Partindo desta certeza, reunimos os nomes mais marcantes da literatura espanhola, aqueles que não conhecem fronteiras de espaço ou de tempo, para com eles descobrirmos romances, poemas, comédias e tragédias que nos dão vidas maiores do que a nossa. Dos escritores que deixaram um legado ímpar aos talentos vivos da escrita que lançam novos olhares para o futuro, eis wook se escreve em Espanha.
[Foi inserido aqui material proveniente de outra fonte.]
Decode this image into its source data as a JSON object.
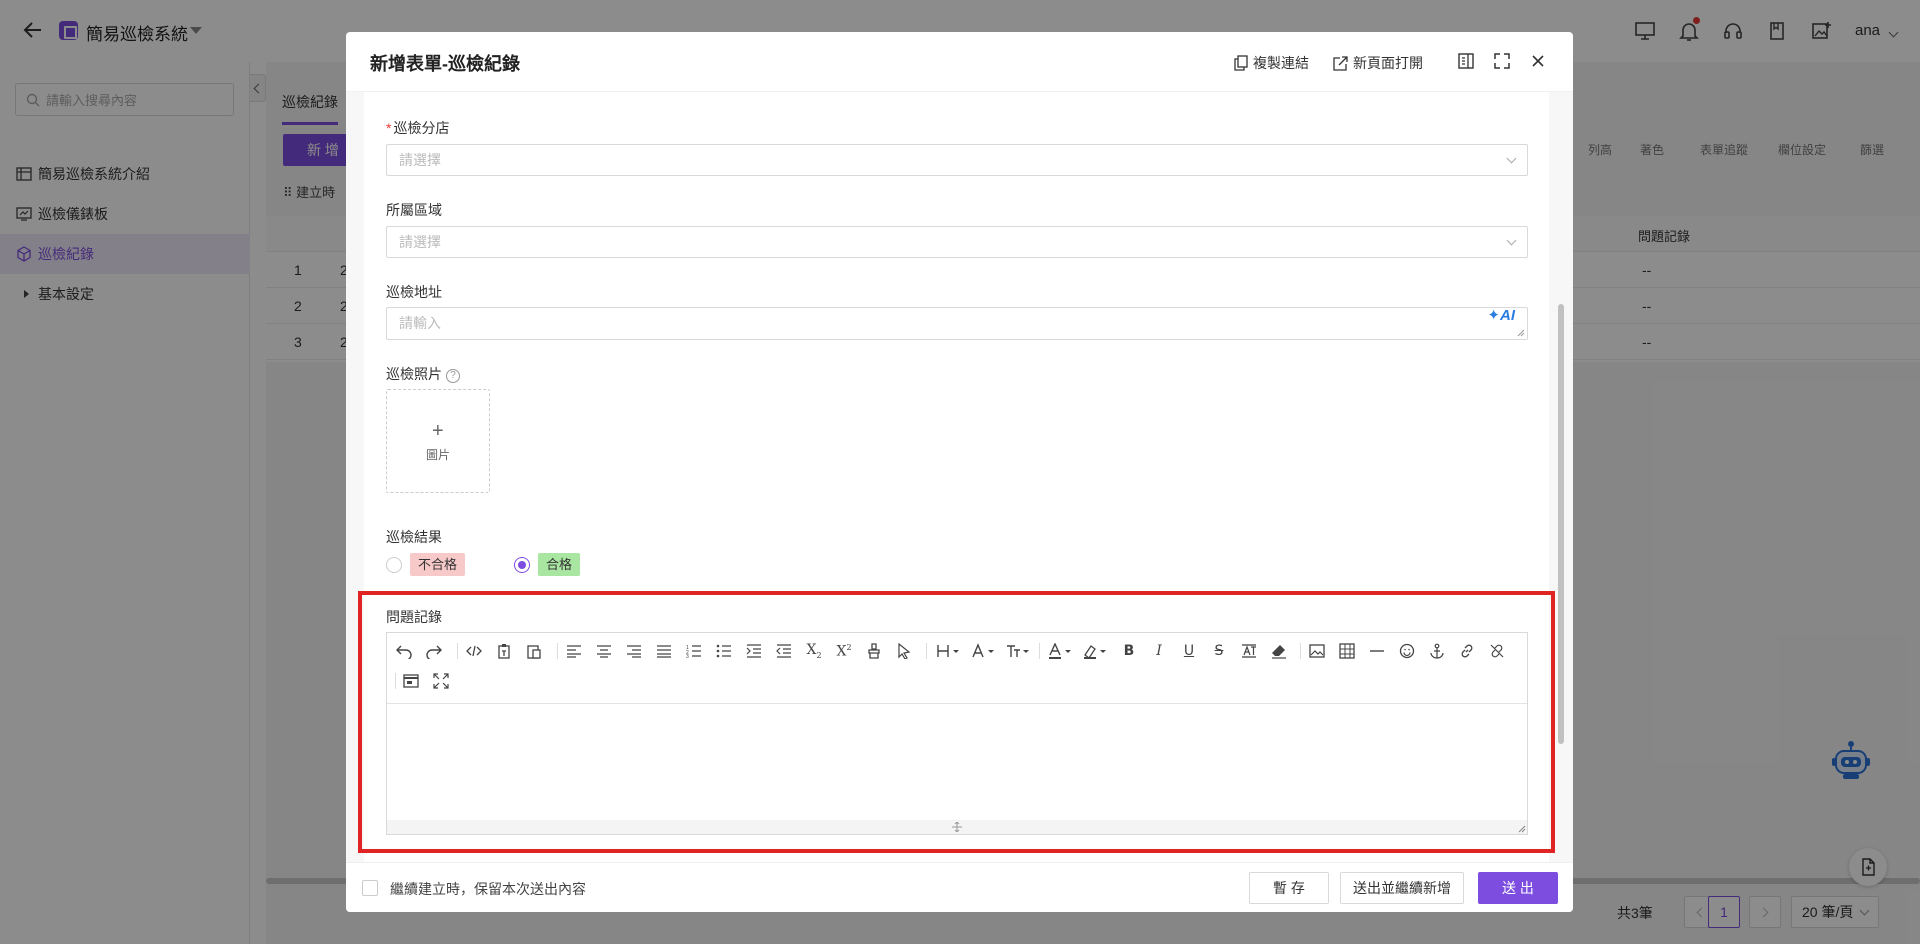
{
  "app": {
    "title": "簡易巡檢系統",
    "user": "ana"
  },
  "sidebar": {
    "search_placeholder": "請輸入搜尋內容",
    "items": [
      {
        "label": "簡易巡檢系統介紹",
        "icon": "table-icon"
      },
      {
        "label": "巡檢儀錶板",
        "icon": "dashboard-icon"
      },
      {
        "label": "巡檢紀錄",
        "icon": "cube-icon",
        "active": true
      },
      {
        "label": "基本設定",
        "icon": "caret-right-icon"
      }
    ]
  },
  "background": {
    "tab": "巡檢紀錄",
    "add_button": "新 增",
    "filter": "建立時",
    "tools": [
      "列高",
      "著色",
      "表單追蹤",
      "欄位設定",
      "篩選"
    ],
    "column_header": "問題記錄",
    "rows": [
      {
        "index": "1",
        "lead": "2",
        "value": "--"
      },
      {
        "index": "2",
        "lead": "2",
        "value": "--"
      },
      {
        "index": "3",
        "lead": "2",
        "value": "--"
      }
    ],
    "pagination": {
      "total": "共3筆",
      "current": "1",
      "page_size": "20 筆/頁"
    }
  },
  "modal": {
    "title": "新增表單-巡檢紀錄",
    "copy_link": "複製連結",
    "open_new_page": "新頁面打開",
    "fields": {
      "branch": {
        "label": "巡檢分店",
        "required": true,
        "placeholder": "請選擇"
      },
      "region": {
        "label": "所屬區域",
        "placeholder": "請選擇"
      },
      "address": {
        "label": "巡檢地址",
        "placeholder": "請輸入",
        "ai_label": "AI"
      },
      "photo": {
        "label": "巡檢照片",
        "help": "?",
        "upload_plus": "+",
        "upload_label": "圖片"
      },
      "result": {
        "label": "巡檢結果",
        "options": [
          {
            "label": "不合格",
            "color": "#f8c9c9",
            "checked": false
          },
          {
            "label": "合格",
            "color": "#a8e6a1",
            "checked": true
          }
        ]
      },
      "issue": {
        "label": "問題記錄"
      }
    },
    "footer": {
      "keep_content": "繼續建立時，保留本次送出內容",
      "save_draft": "暫 存",
      "submit_continue": "送出並繼續新增",
      "submit": "送 出"
    }
  },
  "colors": {
    "accent": "#7c4dde",
    "highlight": "#e02424"
  }
}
Nota: Este artigo foi originalmente publicado na Revista Wookacontece n.º 8, em novembro de 2022
O SÉCULO DE OURO ESPANHOL
Entre o Renascimento do século XVI e o Barroco do século XVII, no auge do progresso artístico e literário em Espanha, viveram escritores de grande génio criativo que renovaram a literatura castelhana e conquistaram a imortalidade.

Miguel de Cervantes Saavedra (1547-1616) é considerado o maior escritor castelhano de todos os tempos e um dos maiores da História. A sua obra teve um impacto tão importante na língua espanhola, que nos referimos a ela como «a língua de Cervantes».
El ingenioso hidalgo Don Quijote de la Mancha, por Miguel de Cervantes Saavedra, edição de Salvador Tusell. Crédito: Fondo Antiguo de la Biblioteca de la Universidad de Sevilla Licença Creative Commons
O seu Dom Quixote é considerado o primeiro romance moderno e uma das obras maiores da literatura mundial. Publicado em 2 volumes, é o livro mais editado e traduzido de sempre, a seguir à Bíblia. A figura de um cavaleiro medieval (Dom Quixote), em contraste com o homem pragmático e materialista da Idade Moderna (Sancho Panza) é uma sátira de Cervantes a uma Espanha que tentava adaptar-se à mudança após um tempo glorioso. Ser «quixotesco» é viver sonhos maiores do que a nossa realidade, tomar moinhos por gigantes. Todos reconhecem a figura esguia do cavaleiro sonhador, montado no seu cavalo, com a lança em punho.
Mas foi o romance Os Trabalhos de Persiles e Sigismunda que Cervantes considerou a sua melhor obra – uma história rica em paisagens e personagens com a qual conseguiu renovar os romances heroicos de aventura e de amor. Miguel de Cervantes morreu há mais de 4 séculos, pouco depois de terminar Persiles. Foi enterrado a 23 de Abril, data que hoje celebramos em sua homenagem (e de Shakespeare) como Dia Mundial do Livro.

Lope de Vega (1562-1635), o fundador da comédia espanhola, é um dos maiores dramaturgos de todos os tempos. No despontar do século XVII, a necessidade de entretenimento era preenchida com comédias produzidas por escritores, e Lope de Vega, autor de mais de 1.500 peças de teatro e de 400 comédias, criou obras de uma qualidade literária incomparável. Excecionalmente mediático, este génio criativo conquistou a aristocracia espanhola, mesmo sem refrear a sua apaixonada vida amorosa, que lhe trouxe vários escândalos, mas também muitas alegrias.

Francisco de Quevedo (1580-1645), escritor magistral, notabilizou-se na maior parte dos géneros literários do seu tempo, mas foi na poesia que alcançou a posteridade. Na Antologia Poética de Quevedo, marcada pela sua forma melancólica de perceber o tempo, a morte e o amor, sente-se a influência dos poetas renascentistas espanhóis e dos contemporâneos italianos, ao lado da herança da poesia da Antiguidade Clássica.